• 6 mars 2026
  • N'Djamena

Tchad : Faute d’emploi, les jeunes de Moundou se tournent vers la fabrication de briques

Tchad : Faute d’emploi, les jeunes de Moundou se tournent vers la fabrication de briques

Dans la capitale économique du Tchad, le manque criant d’opportunités d’emploi pousse une jeunesse déterminée vers les rives du Lac-Wey. Armés de houes, pelles, moules, pioches brouettes et d’autres accessoires, ces jeunes s’adonnent à la fabrication de briques, une activité laborieuse mais vitale pour joindre les deux bouts.

Le travail s’organise individuellement ou en groupe. Ceux qui disposent de plus de moyens n’hésitent pas à employer d’autres jeunes, créant ainsi une micro-économie solidaire. Les portions de terre, équivalant à mille briques, sont louées ou achetées, le propriétaire percevant 1500 francs CFA par portion.

Allaramadji Yannick, un briquetier engagé, témoigne : « J’ai commencé ce travail en 2009. Cela me permet de subvenir aux besoins de ma famille et de scolariser mes enfants. Je n’ai pas eu la chance d’étudier longtemps, alors je me bats pour que mes enfants ne fabriquent plus de briques, mais trouvent un avenir meilleur. »

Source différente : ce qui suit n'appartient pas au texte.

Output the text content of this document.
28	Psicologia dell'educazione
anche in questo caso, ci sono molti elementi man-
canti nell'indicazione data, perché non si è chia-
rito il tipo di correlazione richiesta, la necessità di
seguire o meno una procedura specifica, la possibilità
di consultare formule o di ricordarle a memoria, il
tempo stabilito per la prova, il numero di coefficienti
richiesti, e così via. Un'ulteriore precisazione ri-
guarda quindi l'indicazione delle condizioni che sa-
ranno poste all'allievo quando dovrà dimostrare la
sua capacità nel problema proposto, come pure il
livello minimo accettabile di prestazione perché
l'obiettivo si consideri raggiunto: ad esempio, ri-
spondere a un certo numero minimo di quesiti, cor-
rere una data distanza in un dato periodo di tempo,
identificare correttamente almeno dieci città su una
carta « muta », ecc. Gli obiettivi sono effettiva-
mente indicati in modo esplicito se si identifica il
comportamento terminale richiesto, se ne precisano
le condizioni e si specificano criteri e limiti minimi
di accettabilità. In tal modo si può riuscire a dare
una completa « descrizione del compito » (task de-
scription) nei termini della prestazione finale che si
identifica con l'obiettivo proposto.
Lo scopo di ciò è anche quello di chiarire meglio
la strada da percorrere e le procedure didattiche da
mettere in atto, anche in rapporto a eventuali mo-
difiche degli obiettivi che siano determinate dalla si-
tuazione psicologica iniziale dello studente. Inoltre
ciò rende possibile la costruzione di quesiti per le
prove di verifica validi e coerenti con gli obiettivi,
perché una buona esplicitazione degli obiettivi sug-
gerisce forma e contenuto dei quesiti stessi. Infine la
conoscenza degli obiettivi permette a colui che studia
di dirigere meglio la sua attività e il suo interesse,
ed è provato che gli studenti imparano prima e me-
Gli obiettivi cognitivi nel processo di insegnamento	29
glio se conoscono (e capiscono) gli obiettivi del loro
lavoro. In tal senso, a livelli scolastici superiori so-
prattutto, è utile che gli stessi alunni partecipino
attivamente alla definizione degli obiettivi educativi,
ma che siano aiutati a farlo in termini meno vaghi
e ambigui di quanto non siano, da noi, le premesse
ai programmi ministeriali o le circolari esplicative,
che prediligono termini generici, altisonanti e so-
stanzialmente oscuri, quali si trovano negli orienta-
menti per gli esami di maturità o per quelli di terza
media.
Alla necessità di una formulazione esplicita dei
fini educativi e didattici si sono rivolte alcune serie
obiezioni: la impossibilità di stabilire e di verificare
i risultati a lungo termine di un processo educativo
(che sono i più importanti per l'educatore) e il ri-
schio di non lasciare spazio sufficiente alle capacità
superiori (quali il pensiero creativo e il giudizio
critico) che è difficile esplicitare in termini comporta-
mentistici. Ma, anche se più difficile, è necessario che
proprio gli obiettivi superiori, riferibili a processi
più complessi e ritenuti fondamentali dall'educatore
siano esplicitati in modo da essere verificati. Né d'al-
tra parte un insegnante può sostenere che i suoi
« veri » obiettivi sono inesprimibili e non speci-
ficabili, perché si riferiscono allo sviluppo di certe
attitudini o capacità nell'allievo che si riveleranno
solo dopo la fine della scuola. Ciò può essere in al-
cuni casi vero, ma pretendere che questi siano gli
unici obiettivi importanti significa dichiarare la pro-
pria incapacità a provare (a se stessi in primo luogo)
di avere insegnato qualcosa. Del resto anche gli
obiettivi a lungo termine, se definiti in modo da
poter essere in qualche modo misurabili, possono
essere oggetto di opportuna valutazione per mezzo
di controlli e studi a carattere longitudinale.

À ses côtés, Djekodom Mbairamadji, arrangeant sereinement ses briques, souligne la difficulté de trouver un emploi à Moundou. « Étant jeune, je ne pouvais pas rester les bras croisés, d’autant plus que Dieu m’a donné la force physique. Seul, je fabrique parfois 600 à 700 briques par jour, mais nous travaillons aussi en groupe. ». Il lance un appel aux autres jeunes tentés par l’oisiveté ou la délinquance : « Celui qui se manifeste, nous l’aiderons à s’en sortir comme nous. ».

Sangdé Gilbert aborde dans le même sens, exhortant les jeunes à ne pas céder à la facilité. « Ils se moquent de nous et disent qu’ils ne peuvent pas fabriquer des briques. Mais je trouve que c’est de l’ignorance. ».

Les briques cuites se vendent entre 25 000 et 30 000 FCFA les mille, tandis que les briques non cuites partent entre 7 000 et 8 000 FCFA. La proximité du Lac-Wey facilite grandement le travail. Ces jeunes passent parfois toute la journée à travailler et à surveiller leurs productions contre les voleurs et les bœufs. Au bord du Lac-Wey, c’est une vie qui se construit, un témoignage de résilience face au manque d’emploi et d’opportunités à Moundou.